Siyasi kulislerde, son kabine değişikliğinin yankısı devam ediyor. Gerek kabine dışı kalan bakanlar gerekse sorumluluk alanı değişen bakanlar üzerinden ileriye dönük okumalar yapılıyor. Bu hususun derinliklerine inebilmek için, "Bakan" sıfatının şu dört temel dengeyi gözetme ve yönetme esasına dayandığını gözden uzak tutmamak gerek:
1- Devlet.
2- Hükümet.
3- Siyaset.
4- Kamuoyu.
Bu dört ana unsurun yönetimi, bakanların kariyerlerini ve kan değişiminin nedenlerini anlamaya yetiyor.
Bugün itibariyle...
1- Hükümetteki yenilenmeye etki eden iki tarihten söz edilebilir: 15 Temmuz (2016) ve 16 Nisan (2017).

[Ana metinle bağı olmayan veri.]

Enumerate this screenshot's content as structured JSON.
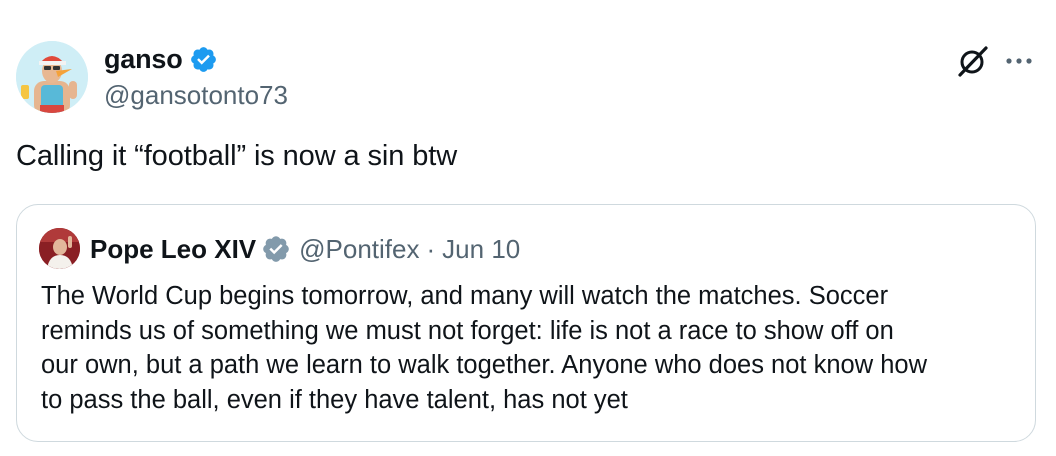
{
  "tweet": {
    "author": {
      "display_name": "ganso",
      "handle": "@gansotonto73",
      "verified": true
    },
    "text": "Calling it “football” is now a sin btw",
    "actions": {
      "grok_icon": "grok-icon",
      "more_icon": "more-icon"
    }
  },
  "quote": {
    "author": {
      "display_name": "Pope Leo XIV",
      "handle": "@Pontifex",
      "separator": "·",
      "date": "Jun 10",
      "verified": true,
      "badge_color": "#829aab"
    },
    "text_lines": [
      "The World Cup begins tomorrow, and many will watch the matches. Soccer",
      "reminds us of something we must not forget: life is not a race to show off on",
      "our own, but a path we learn to walk together. Anyone who does not know how",
      "to pass the ball, even if they have talent, has not yet"
    ]
  },
  "colors": {
    "verified_blue": "#1d9bf0",
    "text_primary": "#0f1419",
    "text_secondary": "#536471",
    "border": "#cfd9de"
  }
}
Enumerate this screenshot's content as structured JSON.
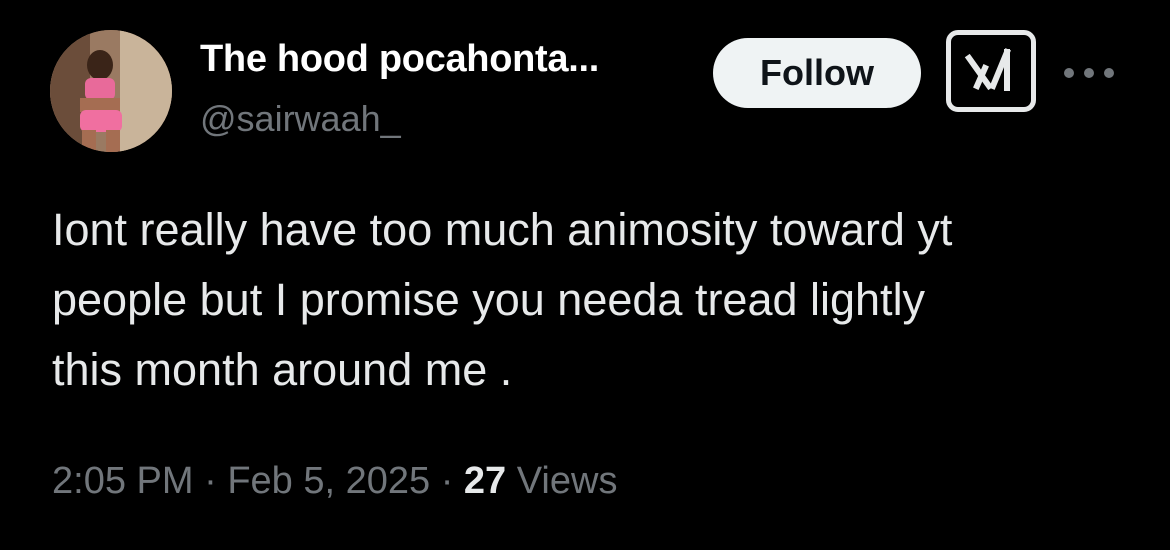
{
  "user": {
    "display_name": "The hood pocahonta...",
    "handle": "@sairwaah_"
  },
  "actions": {
    "follow_label": "Follow",
    "grok_icon": "grok-icon",
    "more_icon": "more-icon"
  },
  "tweet": {
    "lines": [
      "Iont really have too much animosity toward yt",
      "people but I promise you needa tread lightly",
      "this month around me ."
    ]
  },
  "meta": {
    "time": "2:05 PM",
    "sep1": "·",
    "date": "Feb 5, 2025",
    "sep2": "·",
    "views_count": "27",
    "views_label": "Views"
  },
  "colors": {
    "background": "#000000",
    "text": "#e7e9ea",
    "muted": "#71767b",
    "follow_bg": "#eff3f4"
  }
}
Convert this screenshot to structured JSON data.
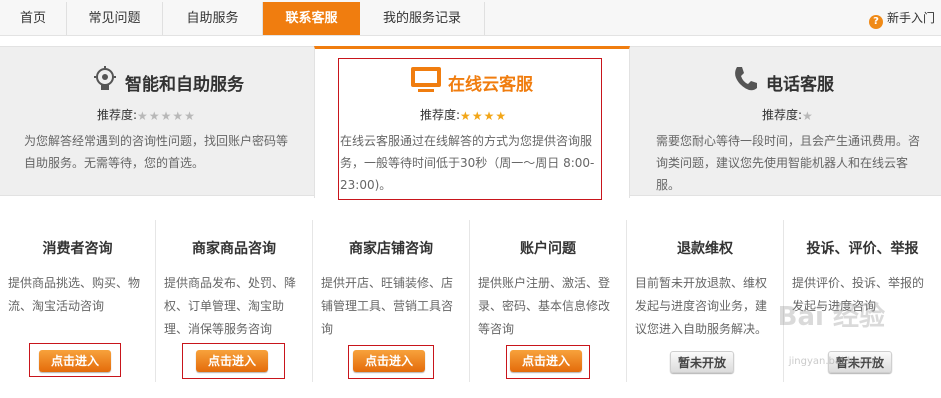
{
  "nav": {
    "tabs": [
      {
        "label": "首页"
      },
      {
        "label": "常见问题"
      },
      {
        "label": "自助服务"
      },
      {
        "label": "联系客服"
      },
      {
        "label": "我的服务记录"
      }
    ],
    "help_label": "新手入门",
    "help_icon": "question-circle-icon"
  },
  "cards": {
    "smart": {
      "title": "智能和自助服务",
      "rec_label": "推荐度:",
      "rating": 1,
      "desc_line1": "为您解答经常遇到的咨询性问题，找回账户密码等",
      "desc_line2": "自助服务。无需等待，您的首选。",
      "icon": "lightbulb-icon"
    },
    "online": {
      "title": "在线云客服",
      "rec_label": "推荐度:",
      "rating": 4,
      "desc_line1": "在线云客服通过在线解答的方式为您提供咨询服",
      "desc_line2": "务，一般等待时间低于30秒（周一～周日 8:00-",
      "desc_line3": "23:00)。",
      "icon": "monitor-icon"
    },
    "phone": {
      "title": "电话客服",
      "rec_label": "推荐度:",
      "rating": 1,
      "desc_line1": "需要您耐心等待一段时间，且会产生通讯费用。咨",
      "desc_line2": "询类问题，建议您先使用智能机器人和在线云客",
      "desc_line3": "服。",
      "icon": "phone-handset-icon"
    }
  },
  "categories": [
    {
      "title": "消费者咨询",
      "lines": [
        "提供商品挑选、购买、物",
        "流、淘宝活动咨询"
      ],
      "button": "点击进入"
    },
    {
      "title": "商家商品咨询",
      "lines": [
        "提供商品发布、处罚、降",
        "权、订单管理、淘宝助",
        "理、消保等服务咨询"
      ],
      "button": "点击进入"
    },
    {
      "title": "商家店铺咨询",
      "lines": [
        "提供开店、旺铺装修、店",
        "铺管理工具、营销工具咨",
        "询"
      ],
      "button": "点击进入"
    },
    {
      "title": "账户问题",
      "lines": [
        "提供账户注册、激活、登",
        "录、密码、基本信息修改",
        "等咨询"
      ],
      "button": "点击进入"
    },
    {
      "title": "退款维权",
      "lines": [
        "目前暂未开放退款、维权",
        "发起与进度咨询业务，建",
        "议您进入自助服务解决。"
      ],
      "button": "暂未开放"
    },
    {
      "title": "投诉、评价、举报",
      "lines": [
        "提供评价、投诉、举报的",
        "发起与进度咨询"
      ],
      "button": "暂未开放"
    }
  ],
  "watermark": {
    "text": "Bai 经验",
    "sub": "jingyan.baidu.com"
  },
  "colors": {
    "accent": "#f07d0f",
    "highlight_box": "#c8151b",
    "star": "#f2a618"
  }
}
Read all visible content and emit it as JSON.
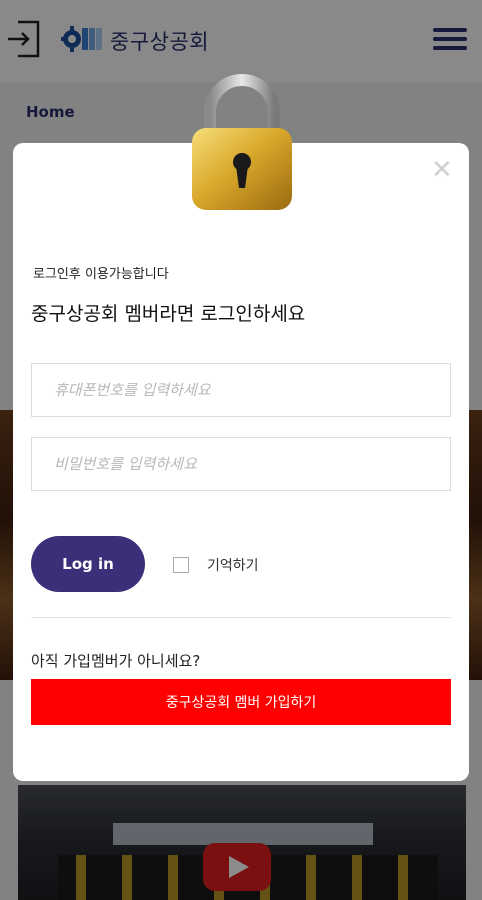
{
  "header": {
    "brand": "중구상공회",
    "login_icon": "login-arrow-icon",
    "logo_icon": "gear-logo-icon",
    "menu_icon": "hamburger-menu-icon",
    "brand_color": "#2a2f6e"
  },
  "page": {
    "breadcrumb": "Home",
    "video_play_icon": "play-icon"
  },
  "modal": {
    "close_icon": "close-icon",
    "lock_icon": "padlock-icon",
    "subtitle": "로그인후 이용가능합니다",
    "title": "중구상공회 멤버라면 로그인하세요",
    "phone_placeholder": "휴대폰번호를 입력하세요",
    "password_placeholder": "비밀번호를 입력하세요",
    "login_button": "Log in",
    "remember_label": "기억하기",
    "remember_checked": false,
    "not_member_text": "아직 가입멤버가 아니세요?",
    "signup_button": "중구상공회 멤버 가입하기",
    "colors": {
      "login_button": "#3a2f78",
      "signup_button": "#ff0000"
    }
  }
}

2- Kabine dinamiklerine, "
yandan" ve "
candan" çalışma arasındaki farkların yansıdığı da dikkate alınabilir.
3- Kritik konularda ve hassas zamanlarda yapılan açıklamaların "samimiyeti" ile "zorakiliği" arasındaki ince çizgi de siyasi değerlendirmelerde karşılık bulabilir.
4- Bakanlık görevinin, devletleşmeye dönüştüğü, tabanda umulan heyecanı yaratmadığı, halkla ilişkilerin zayıf kaldığı noktalar da düşünülebilir.
5- AK Parti kültürü gereği içeriden dışarıya taşmayan ama parti vicdanında sorgulanan hususlar da bakanların yerini belirleyebilir.
Özetle... AK Parti'yi izlemekte, özellikle yıl bitmeden gerçekleşmesi öngörülen olağan kongrenin mesajlarını görmekte fayda var. Öyle anlaşılıyor ki değişimi bugünkünden ibaret görmemek lazım. Şimdilik, tedavi gereken alanlarda karar alındığı, vizyon-misyon eksenli adımların da er ya da geç atılacağını göz ardı etmemek gerek.
**************
Terörle mücadelede fark ne?
Türkiye'nin yeni terörle mücadele stratejisini anlamayan veya anlamak istemeyen iç ve dış çevrelerle yaşanan gerilim giderek artıyor. Bize hep soruluyor: "Bu iş, daha ne kadar böyle gidecek?"
Ankara'nın "devlet aklı" ile aldığı kararları doğru yorumlamak yerine, eski Türkiye artığı akıl hocalarına başvuranlar, inatla gerçeği görmek istemiyor. Burada mesele, "doğru" ya da "yanlış" yaklaşımı değil. İşin Türk milleti için ciddiyetinin belli çevrelerce reddedilmesi.
Türkiye Cumhuriyeti Devleti, terörü ve terör örgütleri üzerinden kurgulanan planları milli varlığına karşı açık tehdit olarak tanımlıyor. Yani "beka sorunu" olarak görüyor. Üstelik eskisinden farklı olarak,
1- Sadece içerideki terör örgütü mensuplarını etkisiz hale getirmekle yetinmiyor.
2- Terörün, sınır içinde veya sınır dışında olduğu ayrımı yapılmaksızın, tehdidin kaynağında kurutulması esas alınıyor.
3- Terör örgütlerinin silahlı unsurları ile sivil görünümlü diğer uzantılarını karşılıklı kefelerde tartıyor. Ki burası, Türkiye'ye yönelen güncel tüm uluslararası baskı ve şantajın nedenlerini açığa çıkarıyor. Niye? Çünkü Ankara, yabancı ajanların, aktivist ya da sivil toplum örgütü şemsiyesi altında yürüttüğü operasyonlara da kesinlikle kayıtsız kalınmayacağını ilan ediyor.
Bu durumda, ABD ve Almanya başta olmak üzere küresel güçler adına hareket edenlerin,
1- Son MGK bildirisini tekrar okumaları,
2- Cumhurbaşkanı Tayyip Erdoğan'ın, "Teröre destek veren ülkelerin ismini açıklasak uluslararası kriz çıkar" sözünü iyi etüt etmeleri gerekiyor!